Let's give the example for tiles of length three. The tiles are:
AAA AAC AAG AAT
ACA ACC ACG ACT
AGA AGC AGG AGT
ATA ATC ATG ATT
CAA CAC CAG CAT
CCA CCC CCG CCT
CGA CGC CGG CGT
CTA CTC CTG CTT
GAA GAC GAG GAT
GCA GCC GCG GCT
GGA GGC GGG GGT
GTA GTC GTG GTT
TAA TAC TAG TAT
TCA TCC TCG TCT
TGA TGC TGG TGT
TTA TTC TTG TTT
It is fairly easy to see how the equation is derived.
Start with any tile; we elect to use AAA.
Now, I can add only one nucleotide at a time to the sequence, and
so the next tile will be AAC or AAG or AAT. This is to say, I have only
three choices for the tile I may use; I elect to use AAC. Thus, the sequence starts as:
?..AAA
3.....AAC
For the next tile, I see that ACA, ACC, ACG and ACT are available; I have four choices.
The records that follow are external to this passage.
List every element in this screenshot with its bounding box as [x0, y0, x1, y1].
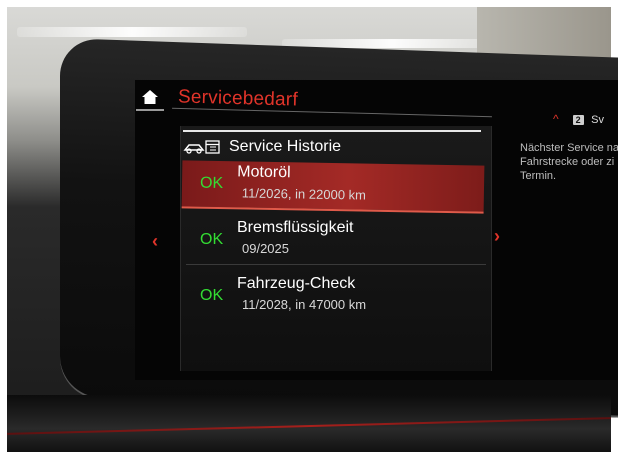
home-button[interactable]	[136, 85, 164, 111]
side-badge: 2	[572, 115, 584, 125]
status-ok: OK	[200, 287, 224, 304]
console-trim	[7, 395, 611, 452]
service-item-bremsfluessigkeit[interactable]: OK Bremsflüssigkeit 09/2025	[182, 217, 484, 263]
ceiling-light	[17, 27, 247, 37]
panel-title: Service Historie	[229, 138, 342, 155]
chevron-left-icon[interactable]: ‹	[152, 231, 158, 252]
status-ok: OK	[200, 231, 224, 248]
service-item-name: Motoröl	[237, 163, 291, 182]
service-item-detail: 11/2028, in 47000 km	[242, 297, 367, 312]
chevron-right-icon[interactable]: ›	[494, 226, 500, 247]
service-item-detail: 11/2026, in 22000 km	[241, 185, 367, 203]
status-ok: OK	[199, 174, 224, 193]
service-item-name: Fahrzeug-Check	[237, 275, 356, 292]
service-item-motoroel[interactable]: OK Motoröl 11/2026, in 22000 km	[181, 160, 485, 214]
car-calendar-icon	[183, 140, 220, 154]
service-item-fahrzeug-check[interactable]: OK Fahrzeug-Check 11/2028, in 47000 km	[182, 273, 484, 319]
chevron-up-icon[interactable]: ^	[553, 112, 559, 126]
panel-header: Service Historie	[183, 130, 481, 160]
service-item-detail: 09/2025	[242, 241, 289, 256]
home-icon	[142, 90, 158, 104]
next-service-info: Nächster Service na Fahrstrecke oder zi …	[520, 142, 618, 182]
row-divider	[186, 264, 486, 265]
service-item-name: Bremsflüssigkeit	[237, 219, 354, 236]
side-header-label: Sv	[591, 114, 604, 126]
side-header: ^ 2 Sv	[553, 110, 604, 128]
I elect to use ACT. Thus, the sequence now looks like:
?..AAA
3.....AAC
4........ACT
One can already see the pattern. For each leading two symbol pair of a tile, it happens that at one time I will have four choices, then latter I will have three choices, still latter having just two choices and finally late in the game there will be a case of only one choice. It is not hard to see how the exponents on these choices is derived, as well; left for a reader exercise.
I think the maximal disorder of sequences produced by this method, as compared to the disorder of all other (in this case) 64-mers, is obvious but, it seems not to be discussed anywhere.
You appear to be addressing your own question via multiple posts. Might you indicate where this equation, simplified as f(n) = (4!)^(4^n)/4, comes from, e.g. with a citation?
I derived this equation, as hinted in the post (next to last paragraph) just above.
What is described is a view, an approach to understanding disorder in a sequence. My modest mathematical abilities make simplification of the equation difficult, and so I thank you for producing same.
Part of the point of the post is to find any available citation; I know of none.
So, these posts are in part designed to elicit contact with others who have interest in this topic.